2. The histopathological image classification device according to claim 1, characterized in that, The graph neural network constructs a graph representation of the pathological features and performs information interaction through a two-layer graph neural network.
3. The histopathological image classification device according to claim 1, characterized in that, The feature matrix is obtained by learning key nodes in the graph representation using a simplified Transformer network, including: The feature dimension of the output of the graph neural network is set to h×w×c, where h represents the height of the pathological feature, w represents the width of the pathological feature, and c represents the number of channels of the pathological feature; the pathological feature is divided into N feature blocks, and the dimension of each feature block is M=p×p×c, where p represents the size of the pathological feature, and the number of N is N=(h×w) / (p×p); The feature block sequence is rearranged into an N×M matrix, and each matrix is linearly mapped to a specified dimension D; a position information symbol is added to the matrix, and the matrix dimension is (N+1)×M to obtain the input item; The input terms are fed into a simplified self-attention mechanism to obtain the feature matrix.

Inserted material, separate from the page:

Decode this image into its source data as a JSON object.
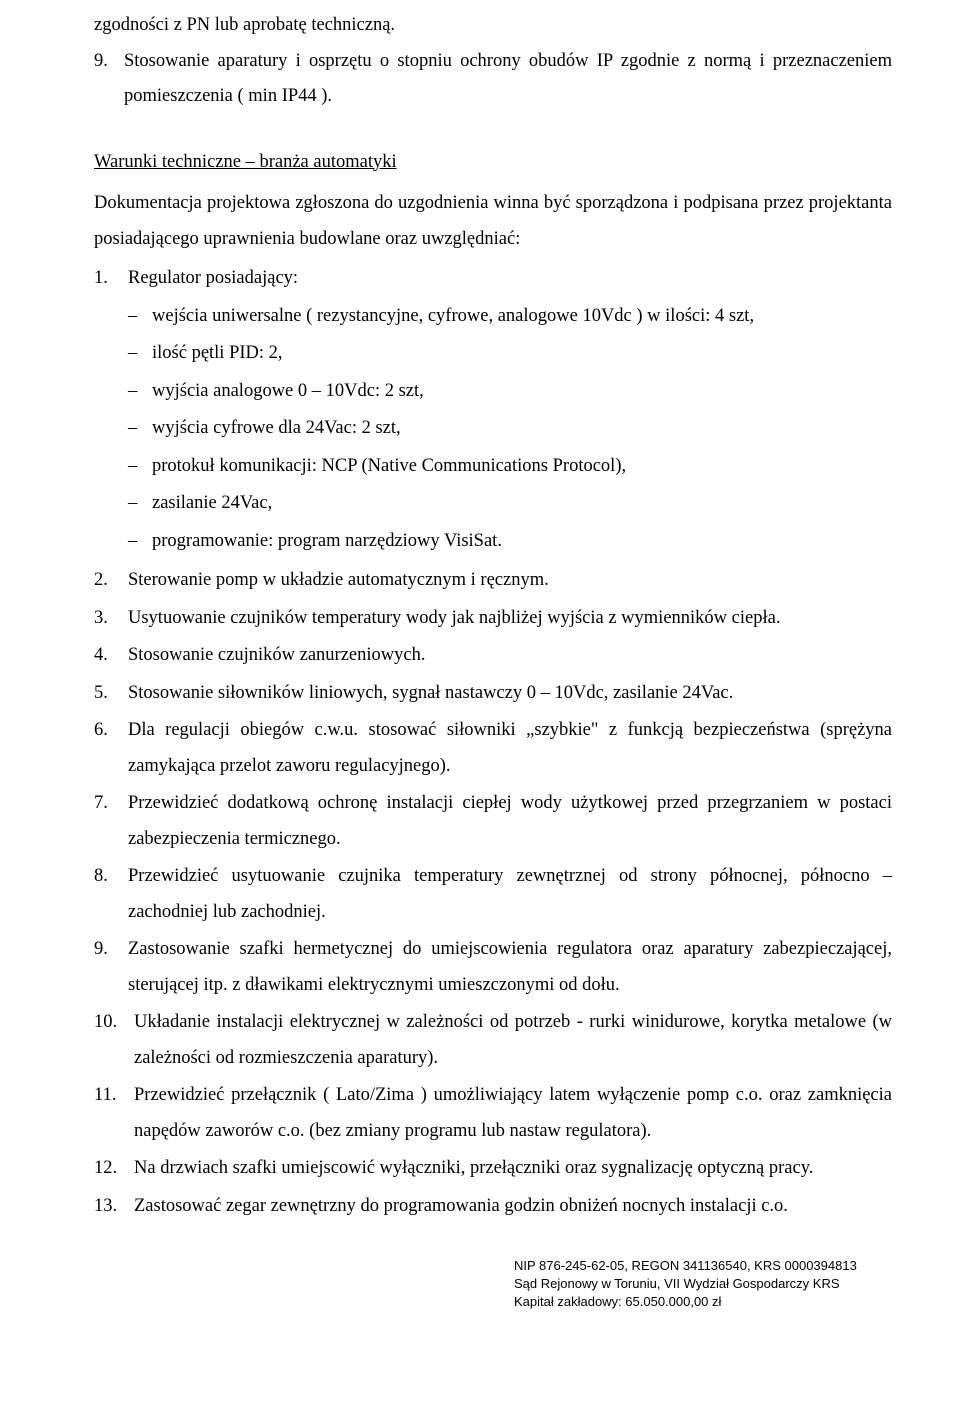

4. The histopathological image classification device according to claim 1, characterized in that, The step of training the pathological image classification network using the processed dataset samples includes: The loss value is calculated based on the classification results and the classification label set, and the pathological image classification network is adjusted until the loss value is minimized.

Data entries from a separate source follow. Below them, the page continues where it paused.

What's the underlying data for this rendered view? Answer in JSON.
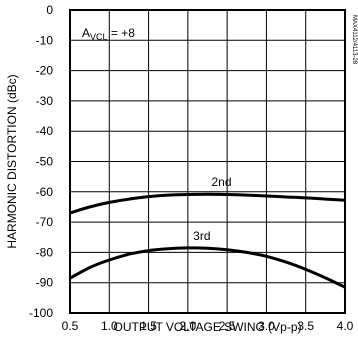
{
  "chart_data": {
    "type": "line",
    "title": "",
    "xlabel": "OUTPUT VOLTAGE SWING (Vp-p)",
    "ylabel": "HARMONIC DISTORTION (dBc)",
    "xlim": [
      0.5,
      4.0
    ],
    "ylim": [
      -100,
      0
    ],
    "x_ticks": [
      "0.5",
      "1.0",
      "1.5",
      "2.0",
      "2.5",
      "3.0",
      "3.5",
      "4.0"
    ],
    "y_ticks": [
      "0",
      "-10",
      "-20",
      "-30",
      "-40",
      "-50",
      "-60",
      "-70",
      "-80",
      "-90",
      "-100"
    ],
    "grid": true,
    "legend": "none",
    "annotations": {
      "condition_prefix": "A",
      "condition_subscript": "VCL",
      "condition_suffix": " = +8",
      "side_code": "MAX4112/4113-28"
    },
    "line_color": "#000000",
    "series": [
      {
        "name": "2nd",
        "x": [
          0.5,
          0.75,
          1.0,
          1.25,
          1.5,
          1.75,
          2.0,
          2.25,
          2.5,
          2.75,
          3.0,
          3.25,
          3.5,
          3.75,
          4.0
        ],
        "y": [
          -67.0,
          -65.0,
          -63.5,
          -62.4,
          -61.6,
          -61.1,
          -60.9,
          -60.8,
          -60.9,
          -61.1,
          -61.4,
          -61.7,
          -62.0,
          -62.4,
          -62.8
        ]
      },
      {
        "name": "3rd",
        "x": [
          0.5,
          0.75,
          1.0,
          1.25,
          1.5,
          1.75,
          2.0,
          2.25,
          2.5,
          2.75,
          3.0,
          3.25,
          3.5,
          3.75,
          4.0
        ],
        "y": [
          -88.5,
          -85.0,
          -82.5,
          -80.6,
          -79.4,
          -78.8,
          -78.5,
          -78.6,
          -79.1,
          -80.0,
          -81.3,
          -83.2,
          -85.6,
          -88.4,
          -91.5
        ]
      }
    ]
  }
}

5. The histopathological image classification device according to claim 4, characterized in that, The step of calculating the loss value based on the classification result and the classification label set includes: The classification result and the classification label set are substituted into the cross-entropy function to calculate the loss value.
6. The histopathological image classification device according to claim 1, characterized in that, The data augmentation method involves randomly expanding, cropping, flipping, distorting contrast, and distorting brightness of the pathological images in the dataset sample. The data standardization method employs linear normalization to ensure that the pathological image set sample data in the dataset falls within the [0,1] interval.